Un rire joyeux s’éleva autour de la table.

Chacun respirait plus à l’aise, sentant que l’intervention du Marseillais allait mettre fin au fastidieux bavardage du médecin. Celui-ci donna tête baissée dans le piège.

— Tout à fait rien, vous exagérez, señor.

Scipion haussa dignement les épaules :

— Je n’ésagère jamais, docteur.

Les rires redoublèrent. Le ton, l’expression de la physionomie du Provençal étaient en effet impayables.

— Je vous vois venir, reprit le médecin. Vous avez en vue l’expérience de Succi, qui demeura quarante jours sans manger.

— Celui-là et d’autres.

— Mais, señor, ils buvaient. Ils absorbaient de l’eau en quantité, et l’eau, si pure soit-elle, contient toujours en suspension des corpuscules nutritifs.
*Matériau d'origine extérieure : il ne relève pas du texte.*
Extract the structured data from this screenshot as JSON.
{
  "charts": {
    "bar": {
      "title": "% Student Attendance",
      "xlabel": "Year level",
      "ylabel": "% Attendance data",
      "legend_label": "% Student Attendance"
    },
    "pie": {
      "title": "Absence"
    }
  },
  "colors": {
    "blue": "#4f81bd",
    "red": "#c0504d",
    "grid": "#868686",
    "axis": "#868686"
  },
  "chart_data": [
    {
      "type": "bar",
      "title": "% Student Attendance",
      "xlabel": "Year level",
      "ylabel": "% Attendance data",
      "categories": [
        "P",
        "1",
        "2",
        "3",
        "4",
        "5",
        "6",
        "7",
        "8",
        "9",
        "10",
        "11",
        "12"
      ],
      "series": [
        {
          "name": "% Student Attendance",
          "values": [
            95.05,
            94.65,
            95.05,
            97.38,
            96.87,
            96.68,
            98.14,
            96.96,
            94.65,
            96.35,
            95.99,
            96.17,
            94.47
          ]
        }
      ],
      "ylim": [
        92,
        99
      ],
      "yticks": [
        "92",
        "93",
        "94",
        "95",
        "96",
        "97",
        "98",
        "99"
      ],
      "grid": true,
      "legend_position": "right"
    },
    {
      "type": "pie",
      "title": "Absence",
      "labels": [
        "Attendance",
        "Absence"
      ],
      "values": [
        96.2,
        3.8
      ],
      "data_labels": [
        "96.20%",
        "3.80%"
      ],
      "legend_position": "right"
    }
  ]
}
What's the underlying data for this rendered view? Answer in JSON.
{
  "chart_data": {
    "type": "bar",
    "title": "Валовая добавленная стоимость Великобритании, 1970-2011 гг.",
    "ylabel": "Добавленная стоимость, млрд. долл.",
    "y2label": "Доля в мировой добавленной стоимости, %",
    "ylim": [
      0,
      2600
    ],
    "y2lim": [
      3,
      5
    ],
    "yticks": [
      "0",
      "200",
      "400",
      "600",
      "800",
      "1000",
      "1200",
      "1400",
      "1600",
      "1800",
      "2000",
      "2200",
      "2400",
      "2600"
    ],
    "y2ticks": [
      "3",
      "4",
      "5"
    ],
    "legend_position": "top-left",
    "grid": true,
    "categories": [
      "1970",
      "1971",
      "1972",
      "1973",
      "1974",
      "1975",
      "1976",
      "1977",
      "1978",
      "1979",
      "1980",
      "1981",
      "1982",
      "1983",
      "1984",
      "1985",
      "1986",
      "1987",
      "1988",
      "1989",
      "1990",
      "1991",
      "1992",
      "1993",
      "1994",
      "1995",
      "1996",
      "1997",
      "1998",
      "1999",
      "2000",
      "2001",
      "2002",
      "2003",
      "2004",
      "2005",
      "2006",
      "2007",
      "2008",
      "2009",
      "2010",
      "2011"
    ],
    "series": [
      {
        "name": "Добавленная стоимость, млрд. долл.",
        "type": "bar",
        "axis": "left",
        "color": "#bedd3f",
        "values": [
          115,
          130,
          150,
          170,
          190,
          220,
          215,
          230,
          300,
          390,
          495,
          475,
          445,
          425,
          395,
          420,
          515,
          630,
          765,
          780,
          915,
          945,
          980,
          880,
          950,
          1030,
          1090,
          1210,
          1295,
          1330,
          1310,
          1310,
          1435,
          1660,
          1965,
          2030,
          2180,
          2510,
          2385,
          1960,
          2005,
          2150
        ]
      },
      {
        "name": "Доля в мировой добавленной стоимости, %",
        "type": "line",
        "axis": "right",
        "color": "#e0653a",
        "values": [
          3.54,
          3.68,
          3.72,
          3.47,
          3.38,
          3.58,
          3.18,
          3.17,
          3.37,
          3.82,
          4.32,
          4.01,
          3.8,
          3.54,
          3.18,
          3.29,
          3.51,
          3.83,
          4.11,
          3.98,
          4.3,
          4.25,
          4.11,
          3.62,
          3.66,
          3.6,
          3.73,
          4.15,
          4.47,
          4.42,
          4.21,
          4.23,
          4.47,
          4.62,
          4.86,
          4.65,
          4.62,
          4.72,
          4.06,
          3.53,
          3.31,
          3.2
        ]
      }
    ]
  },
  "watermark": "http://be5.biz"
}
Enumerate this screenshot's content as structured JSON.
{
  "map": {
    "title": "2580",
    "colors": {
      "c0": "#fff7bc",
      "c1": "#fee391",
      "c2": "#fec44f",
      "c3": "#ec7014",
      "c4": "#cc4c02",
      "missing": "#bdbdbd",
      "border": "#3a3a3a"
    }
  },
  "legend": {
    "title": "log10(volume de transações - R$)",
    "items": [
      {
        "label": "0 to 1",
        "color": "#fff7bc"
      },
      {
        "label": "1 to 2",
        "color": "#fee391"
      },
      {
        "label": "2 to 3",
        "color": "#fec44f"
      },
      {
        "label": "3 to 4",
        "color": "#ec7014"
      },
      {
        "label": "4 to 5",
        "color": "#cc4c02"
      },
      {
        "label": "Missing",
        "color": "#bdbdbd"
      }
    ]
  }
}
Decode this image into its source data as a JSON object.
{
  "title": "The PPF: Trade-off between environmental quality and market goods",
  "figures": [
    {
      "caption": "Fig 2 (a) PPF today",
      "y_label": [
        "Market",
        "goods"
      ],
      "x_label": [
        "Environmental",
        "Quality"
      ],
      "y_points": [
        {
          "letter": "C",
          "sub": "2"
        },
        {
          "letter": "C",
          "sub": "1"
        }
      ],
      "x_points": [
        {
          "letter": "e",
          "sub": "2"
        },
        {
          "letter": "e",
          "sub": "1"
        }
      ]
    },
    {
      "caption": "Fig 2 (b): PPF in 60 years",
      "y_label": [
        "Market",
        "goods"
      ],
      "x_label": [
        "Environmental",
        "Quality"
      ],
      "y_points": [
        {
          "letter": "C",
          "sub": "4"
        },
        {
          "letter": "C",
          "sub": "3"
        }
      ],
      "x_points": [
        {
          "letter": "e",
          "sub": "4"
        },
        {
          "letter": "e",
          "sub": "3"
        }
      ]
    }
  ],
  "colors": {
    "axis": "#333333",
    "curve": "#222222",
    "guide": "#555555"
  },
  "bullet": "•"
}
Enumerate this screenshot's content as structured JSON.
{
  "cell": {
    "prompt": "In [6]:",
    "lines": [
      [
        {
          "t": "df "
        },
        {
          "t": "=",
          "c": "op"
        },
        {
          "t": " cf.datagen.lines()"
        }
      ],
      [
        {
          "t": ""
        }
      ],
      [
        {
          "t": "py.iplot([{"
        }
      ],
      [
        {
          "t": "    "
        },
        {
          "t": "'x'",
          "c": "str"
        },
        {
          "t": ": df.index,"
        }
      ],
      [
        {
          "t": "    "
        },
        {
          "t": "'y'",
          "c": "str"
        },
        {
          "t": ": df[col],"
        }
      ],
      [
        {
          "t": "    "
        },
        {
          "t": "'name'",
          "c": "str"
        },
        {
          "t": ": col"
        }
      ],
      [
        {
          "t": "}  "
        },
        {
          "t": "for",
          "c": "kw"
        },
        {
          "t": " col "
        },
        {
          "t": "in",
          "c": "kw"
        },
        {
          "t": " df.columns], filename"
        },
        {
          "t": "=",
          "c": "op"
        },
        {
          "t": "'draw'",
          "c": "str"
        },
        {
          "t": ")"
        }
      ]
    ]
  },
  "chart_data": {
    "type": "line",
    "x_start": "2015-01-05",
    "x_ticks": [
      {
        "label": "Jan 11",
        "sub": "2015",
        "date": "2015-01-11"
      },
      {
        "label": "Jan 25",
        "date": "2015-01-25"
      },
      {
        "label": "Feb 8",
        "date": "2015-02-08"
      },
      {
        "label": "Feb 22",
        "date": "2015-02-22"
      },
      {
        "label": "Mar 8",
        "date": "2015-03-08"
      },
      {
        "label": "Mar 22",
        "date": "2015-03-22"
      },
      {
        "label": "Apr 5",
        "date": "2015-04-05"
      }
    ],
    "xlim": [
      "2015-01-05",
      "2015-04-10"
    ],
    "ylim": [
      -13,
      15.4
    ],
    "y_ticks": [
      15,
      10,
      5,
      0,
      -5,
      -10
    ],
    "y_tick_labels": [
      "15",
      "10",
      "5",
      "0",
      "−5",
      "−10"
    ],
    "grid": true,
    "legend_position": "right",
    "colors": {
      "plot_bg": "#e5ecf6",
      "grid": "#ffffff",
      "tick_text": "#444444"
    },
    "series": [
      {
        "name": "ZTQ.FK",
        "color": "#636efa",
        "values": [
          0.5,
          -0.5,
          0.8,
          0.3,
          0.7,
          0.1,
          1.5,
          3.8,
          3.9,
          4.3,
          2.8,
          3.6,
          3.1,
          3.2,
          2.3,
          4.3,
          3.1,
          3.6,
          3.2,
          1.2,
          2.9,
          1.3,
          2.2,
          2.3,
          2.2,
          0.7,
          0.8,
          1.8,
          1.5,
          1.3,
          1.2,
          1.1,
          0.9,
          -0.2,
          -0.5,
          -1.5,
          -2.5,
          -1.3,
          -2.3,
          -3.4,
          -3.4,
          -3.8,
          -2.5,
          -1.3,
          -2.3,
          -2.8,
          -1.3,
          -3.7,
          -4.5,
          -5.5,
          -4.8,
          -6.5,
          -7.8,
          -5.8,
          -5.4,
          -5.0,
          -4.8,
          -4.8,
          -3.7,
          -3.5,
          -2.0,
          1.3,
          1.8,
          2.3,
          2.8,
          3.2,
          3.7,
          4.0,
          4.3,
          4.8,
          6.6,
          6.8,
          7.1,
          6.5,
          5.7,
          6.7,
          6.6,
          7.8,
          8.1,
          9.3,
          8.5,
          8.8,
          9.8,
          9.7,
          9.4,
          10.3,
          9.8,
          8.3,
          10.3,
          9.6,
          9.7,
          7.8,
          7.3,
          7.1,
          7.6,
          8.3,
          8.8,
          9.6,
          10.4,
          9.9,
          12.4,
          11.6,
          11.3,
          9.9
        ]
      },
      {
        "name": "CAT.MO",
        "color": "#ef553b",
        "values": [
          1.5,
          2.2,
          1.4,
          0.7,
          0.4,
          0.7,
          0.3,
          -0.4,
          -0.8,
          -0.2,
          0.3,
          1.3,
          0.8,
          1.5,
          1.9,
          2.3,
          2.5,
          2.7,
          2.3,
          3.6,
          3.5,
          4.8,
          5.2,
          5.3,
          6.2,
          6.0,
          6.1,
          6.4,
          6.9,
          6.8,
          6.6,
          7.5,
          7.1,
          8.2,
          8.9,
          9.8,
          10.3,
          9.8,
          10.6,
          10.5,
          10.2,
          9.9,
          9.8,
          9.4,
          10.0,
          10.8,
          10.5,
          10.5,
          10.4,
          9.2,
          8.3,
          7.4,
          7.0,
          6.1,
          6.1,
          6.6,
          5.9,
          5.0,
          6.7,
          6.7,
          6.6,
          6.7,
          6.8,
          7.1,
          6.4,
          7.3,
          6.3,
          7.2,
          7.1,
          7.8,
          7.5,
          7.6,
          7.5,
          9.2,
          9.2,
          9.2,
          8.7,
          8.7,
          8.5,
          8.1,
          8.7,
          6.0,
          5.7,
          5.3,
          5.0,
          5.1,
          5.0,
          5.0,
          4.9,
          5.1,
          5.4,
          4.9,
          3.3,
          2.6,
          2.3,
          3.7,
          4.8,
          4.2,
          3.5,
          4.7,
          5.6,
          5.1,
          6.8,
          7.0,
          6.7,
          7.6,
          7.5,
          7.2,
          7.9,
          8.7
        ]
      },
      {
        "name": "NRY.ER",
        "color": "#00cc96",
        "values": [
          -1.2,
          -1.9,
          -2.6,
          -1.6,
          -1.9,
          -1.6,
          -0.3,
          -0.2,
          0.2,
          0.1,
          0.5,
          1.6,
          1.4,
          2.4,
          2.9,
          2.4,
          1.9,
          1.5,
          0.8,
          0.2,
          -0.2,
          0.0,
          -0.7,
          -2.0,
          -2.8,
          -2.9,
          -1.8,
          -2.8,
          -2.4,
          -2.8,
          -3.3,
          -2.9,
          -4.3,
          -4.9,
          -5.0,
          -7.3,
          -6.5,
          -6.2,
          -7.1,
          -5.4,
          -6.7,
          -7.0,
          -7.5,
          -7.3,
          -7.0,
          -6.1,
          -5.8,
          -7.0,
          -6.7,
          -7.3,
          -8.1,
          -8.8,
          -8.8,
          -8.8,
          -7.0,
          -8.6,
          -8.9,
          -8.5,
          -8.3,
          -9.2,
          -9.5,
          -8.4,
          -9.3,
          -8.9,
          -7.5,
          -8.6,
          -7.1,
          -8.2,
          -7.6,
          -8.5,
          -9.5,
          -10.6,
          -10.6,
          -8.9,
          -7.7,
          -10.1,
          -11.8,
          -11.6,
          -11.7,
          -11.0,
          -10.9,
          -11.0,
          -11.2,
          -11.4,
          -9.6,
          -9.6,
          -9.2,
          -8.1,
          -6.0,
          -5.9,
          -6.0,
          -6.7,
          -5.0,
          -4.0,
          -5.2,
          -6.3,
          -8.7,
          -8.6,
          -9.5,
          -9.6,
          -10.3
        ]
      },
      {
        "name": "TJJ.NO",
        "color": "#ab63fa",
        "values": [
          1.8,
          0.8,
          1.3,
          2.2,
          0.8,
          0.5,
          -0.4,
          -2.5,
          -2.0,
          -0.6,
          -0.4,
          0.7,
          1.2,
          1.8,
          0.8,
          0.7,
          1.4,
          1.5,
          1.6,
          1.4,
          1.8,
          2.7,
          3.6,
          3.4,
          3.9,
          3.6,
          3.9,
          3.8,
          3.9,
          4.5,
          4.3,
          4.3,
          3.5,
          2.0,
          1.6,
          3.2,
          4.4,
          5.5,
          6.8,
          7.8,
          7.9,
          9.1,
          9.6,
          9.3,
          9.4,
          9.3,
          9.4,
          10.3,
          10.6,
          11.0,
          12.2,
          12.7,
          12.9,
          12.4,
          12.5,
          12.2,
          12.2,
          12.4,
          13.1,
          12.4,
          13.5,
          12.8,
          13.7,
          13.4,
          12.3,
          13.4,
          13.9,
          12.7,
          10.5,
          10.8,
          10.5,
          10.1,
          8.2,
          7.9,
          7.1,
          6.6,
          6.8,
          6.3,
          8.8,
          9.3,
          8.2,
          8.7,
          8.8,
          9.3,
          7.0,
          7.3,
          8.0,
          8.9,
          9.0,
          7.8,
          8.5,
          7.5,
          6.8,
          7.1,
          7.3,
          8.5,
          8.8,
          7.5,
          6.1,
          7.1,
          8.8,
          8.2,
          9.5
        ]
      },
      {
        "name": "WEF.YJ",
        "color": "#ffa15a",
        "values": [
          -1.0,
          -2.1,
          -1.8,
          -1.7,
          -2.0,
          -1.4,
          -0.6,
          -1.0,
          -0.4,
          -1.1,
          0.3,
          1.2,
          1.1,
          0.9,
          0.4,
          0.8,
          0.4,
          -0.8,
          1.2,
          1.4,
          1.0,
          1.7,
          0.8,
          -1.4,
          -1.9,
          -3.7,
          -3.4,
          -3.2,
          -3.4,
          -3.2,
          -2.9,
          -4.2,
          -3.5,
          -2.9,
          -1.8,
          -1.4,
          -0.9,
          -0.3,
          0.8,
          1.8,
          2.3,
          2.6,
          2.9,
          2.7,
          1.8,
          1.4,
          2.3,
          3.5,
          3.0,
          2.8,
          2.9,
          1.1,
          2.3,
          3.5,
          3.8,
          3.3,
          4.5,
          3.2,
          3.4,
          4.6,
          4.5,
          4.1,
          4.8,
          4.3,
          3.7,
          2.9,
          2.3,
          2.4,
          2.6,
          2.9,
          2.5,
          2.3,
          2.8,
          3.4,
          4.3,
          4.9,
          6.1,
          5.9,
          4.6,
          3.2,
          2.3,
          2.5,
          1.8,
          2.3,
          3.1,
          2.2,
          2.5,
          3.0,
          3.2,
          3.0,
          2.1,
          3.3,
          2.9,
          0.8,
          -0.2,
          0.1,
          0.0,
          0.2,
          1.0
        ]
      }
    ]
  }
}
C’est la diète aqueuse ; la quantité de nourriture est presque nulle, mais elle n’est pas nulle.

— Té, qui vous parle de cela, mon bon ; moi, je me suis soumis à la diète, absolue… sans eau.

— Ah ! ah ! s’écria le docteur, voilà un cas intéressant, et serai-je indiscret de vous demander ?…

— Il n’y a aucune indiscrétion, farfandieou.

— À vous demander combien de temps vous avez résisté à ce régime ?

Massiliague promena autour de lui un regard pétillant de malice, puis avec le plus imperturbable sang-froid ?

— J’ai résisté deux ans, ma caille ; deux années, dont une bissextile, je crois.